東方月紅夜~Guardian of sorrow spirit~ 作:酔歌
始まりであり、相違点。
*読了後に読むことをお勧めします。
紅魔館にて――
私、レミリア・スカーレットは大図書館に来ていた。理由は単純で、暇を持て余していたからだ。
魔法使いであるパチュリー・ノーレッジは、新しく仕入れた書を読んでいた。メイド長の十六夜咲夜に頼めば、香霖堂の古本をいくらでも購入してきてくれる。私と彼女は「レミィ」と「パチェ」で呼び合う仲ではあるが、決して相思相愛なわけでない。友人だ。
本人の言う事に書の内容は、魔法を使ってあるタイミングの未来を予測する方法を記した物らしい。
パチュリーは早速試すと言い、書を机から退けた。小さな丸鏡を置き、書の通りに詠唱を始めた。魔法を詠唱しているその姿は、真剣そのものだった。もっとも、私には何が書かれていたのか理解できなかったけれど。
「魔移りするわよレミィ」
パチュリーは私に注意を促したが、離れなかった。吸血鬼をなめるんじゃあない。しばらくすると、丸鏡の周りを漂っていた魔法陣が拡大し、一度止まったかと思えば今度は急に縮み始めた。
「わっ!」
丸鏡の中に消え、ある情景が浮かんできた。パチュリーは苦笑いし、「面白いことがあるかも」と私に伝えた。私は笑って、ふーんと言ってやった。
*
どのくらい後だったか。迷いの竹林に住んでいる元月人の永琳とかいう奴がやってきた。
客室に案内して、咲夜に紅茶を用意させた。決して綻ぶことは無かったけれど、覚悟を持った目をしていた。何を言うかと思ったら、「月を侵略してほしい。暁には半月をくれてやろう」と言ってきた。私は笑ってしまった。理由を問ったがそれの意味が解らなかったから、その場はパチュリーに理解を任せた。だから私は「そう」とだけ言った。

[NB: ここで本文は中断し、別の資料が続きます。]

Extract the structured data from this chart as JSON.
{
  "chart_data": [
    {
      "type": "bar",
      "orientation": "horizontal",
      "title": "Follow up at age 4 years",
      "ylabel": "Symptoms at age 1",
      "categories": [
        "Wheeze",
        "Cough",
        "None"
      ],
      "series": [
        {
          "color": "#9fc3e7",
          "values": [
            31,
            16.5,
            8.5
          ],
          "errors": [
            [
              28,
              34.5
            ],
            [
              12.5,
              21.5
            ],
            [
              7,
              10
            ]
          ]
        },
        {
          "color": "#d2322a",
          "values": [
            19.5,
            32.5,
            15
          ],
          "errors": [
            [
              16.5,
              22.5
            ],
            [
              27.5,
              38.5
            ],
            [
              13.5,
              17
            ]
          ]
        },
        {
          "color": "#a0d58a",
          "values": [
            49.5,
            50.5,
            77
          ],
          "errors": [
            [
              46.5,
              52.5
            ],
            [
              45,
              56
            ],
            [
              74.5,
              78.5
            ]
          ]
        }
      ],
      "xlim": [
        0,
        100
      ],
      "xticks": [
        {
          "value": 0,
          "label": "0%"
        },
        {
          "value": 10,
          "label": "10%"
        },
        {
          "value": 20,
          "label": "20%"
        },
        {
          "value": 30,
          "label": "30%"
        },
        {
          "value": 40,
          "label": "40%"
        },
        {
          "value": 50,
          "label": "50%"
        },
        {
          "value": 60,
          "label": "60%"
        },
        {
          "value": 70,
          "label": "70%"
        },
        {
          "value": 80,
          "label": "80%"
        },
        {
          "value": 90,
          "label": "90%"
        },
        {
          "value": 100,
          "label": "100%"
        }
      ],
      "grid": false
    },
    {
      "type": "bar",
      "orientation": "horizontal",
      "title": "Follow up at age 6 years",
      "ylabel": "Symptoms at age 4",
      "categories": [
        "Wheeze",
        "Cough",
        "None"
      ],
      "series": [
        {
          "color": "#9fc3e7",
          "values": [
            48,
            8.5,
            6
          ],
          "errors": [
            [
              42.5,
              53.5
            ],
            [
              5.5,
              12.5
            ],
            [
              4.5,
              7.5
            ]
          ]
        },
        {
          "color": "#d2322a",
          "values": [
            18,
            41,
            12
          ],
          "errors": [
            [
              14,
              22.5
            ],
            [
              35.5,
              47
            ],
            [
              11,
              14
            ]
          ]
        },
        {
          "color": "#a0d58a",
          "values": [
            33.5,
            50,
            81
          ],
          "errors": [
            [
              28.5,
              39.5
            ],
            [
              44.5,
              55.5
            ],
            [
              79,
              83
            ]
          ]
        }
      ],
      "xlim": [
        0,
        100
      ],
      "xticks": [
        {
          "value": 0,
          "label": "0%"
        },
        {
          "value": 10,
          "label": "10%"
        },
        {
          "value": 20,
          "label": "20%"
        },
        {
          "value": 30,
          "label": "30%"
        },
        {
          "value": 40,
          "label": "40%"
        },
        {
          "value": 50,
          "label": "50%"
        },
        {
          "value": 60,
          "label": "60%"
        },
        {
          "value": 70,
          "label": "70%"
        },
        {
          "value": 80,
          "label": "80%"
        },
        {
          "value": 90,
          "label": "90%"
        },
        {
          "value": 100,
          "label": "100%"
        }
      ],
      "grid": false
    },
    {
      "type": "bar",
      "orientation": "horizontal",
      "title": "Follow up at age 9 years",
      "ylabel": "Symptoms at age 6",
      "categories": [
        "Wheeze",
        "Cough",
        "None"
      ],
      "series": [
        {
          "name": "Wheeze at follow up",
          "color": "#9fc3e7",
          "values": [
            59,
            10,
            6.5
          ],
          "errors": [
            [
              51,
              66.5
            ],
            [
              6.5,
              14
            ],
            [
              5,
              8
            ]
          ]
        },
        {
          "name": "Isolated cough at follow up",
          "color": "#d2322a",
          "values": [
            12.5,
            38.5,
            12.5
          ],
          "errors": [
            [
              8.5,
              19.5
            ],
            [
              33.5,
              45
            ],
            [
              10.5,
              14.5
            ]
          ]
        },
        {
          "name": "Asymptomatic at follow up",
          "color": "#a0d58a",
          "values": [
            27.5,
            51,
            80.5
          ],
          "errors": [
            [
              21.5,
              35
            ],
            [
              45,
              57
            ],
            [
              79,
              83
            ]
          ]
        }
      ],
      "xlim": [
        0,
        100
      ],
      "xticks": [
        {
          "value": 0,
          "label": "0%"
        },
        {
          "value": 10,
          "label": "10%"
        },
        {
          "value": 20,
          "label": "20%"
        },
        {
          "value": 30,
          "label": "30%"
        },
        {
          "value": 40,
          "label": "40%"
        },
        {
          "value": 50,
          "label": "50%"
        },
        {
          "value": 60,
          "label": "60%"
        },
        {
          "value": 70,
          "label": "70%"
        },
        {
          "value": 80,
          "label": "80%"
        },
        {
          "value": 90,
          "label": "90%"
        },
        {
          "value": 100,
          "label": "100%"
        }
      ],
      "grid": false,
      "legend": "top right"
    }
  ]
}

月を侵略。その言葉には胸を打たれた。響きではなく、月を侵略できることにだ。月の機動を変えてしまえば、太陽がこの「幻想郷」の地に昇ることは無いだろうし、私達吸血鬼の肌が焼ける心配も無い。本能的にその考えに至った。できるかどうかわからないけど、できるのだろう月人なら。
ただ妥協できなかったのは、そうすると咲夜や離れた所にある博麗神社の巫女、霊夢等人間が日を浴びることが無くなってしまう心配だけだった。冗談交じりの紅茶を飲み、口を潤した。私が笑うと咲夜も笑った。
「蛇の毒で死ぬわけがないわよ」
「客人がいらっしゃるのですから」
元月人は不気味なものを見る顔をしていた。それもヘビを見るように。どちらかというとコウモリだろう。
あくまで彼女は「元」月人なのだ、何か理由があるのだろう。
座っていたソファーをパチェに叩かれそっちを向いた。耳伝いにあの事を説明するように急かされた。
「受けてあげてもいいわ。ただ、一つだけ伝えたいことがあるの。パチェ」
パチュリーに説明を任せた。私が説明するよりもパチェに任せた方が適格だと考えたから。決して面倒くさいわけでは無い。パチュリーは一瞬呆気にとられた後、説明を始めた。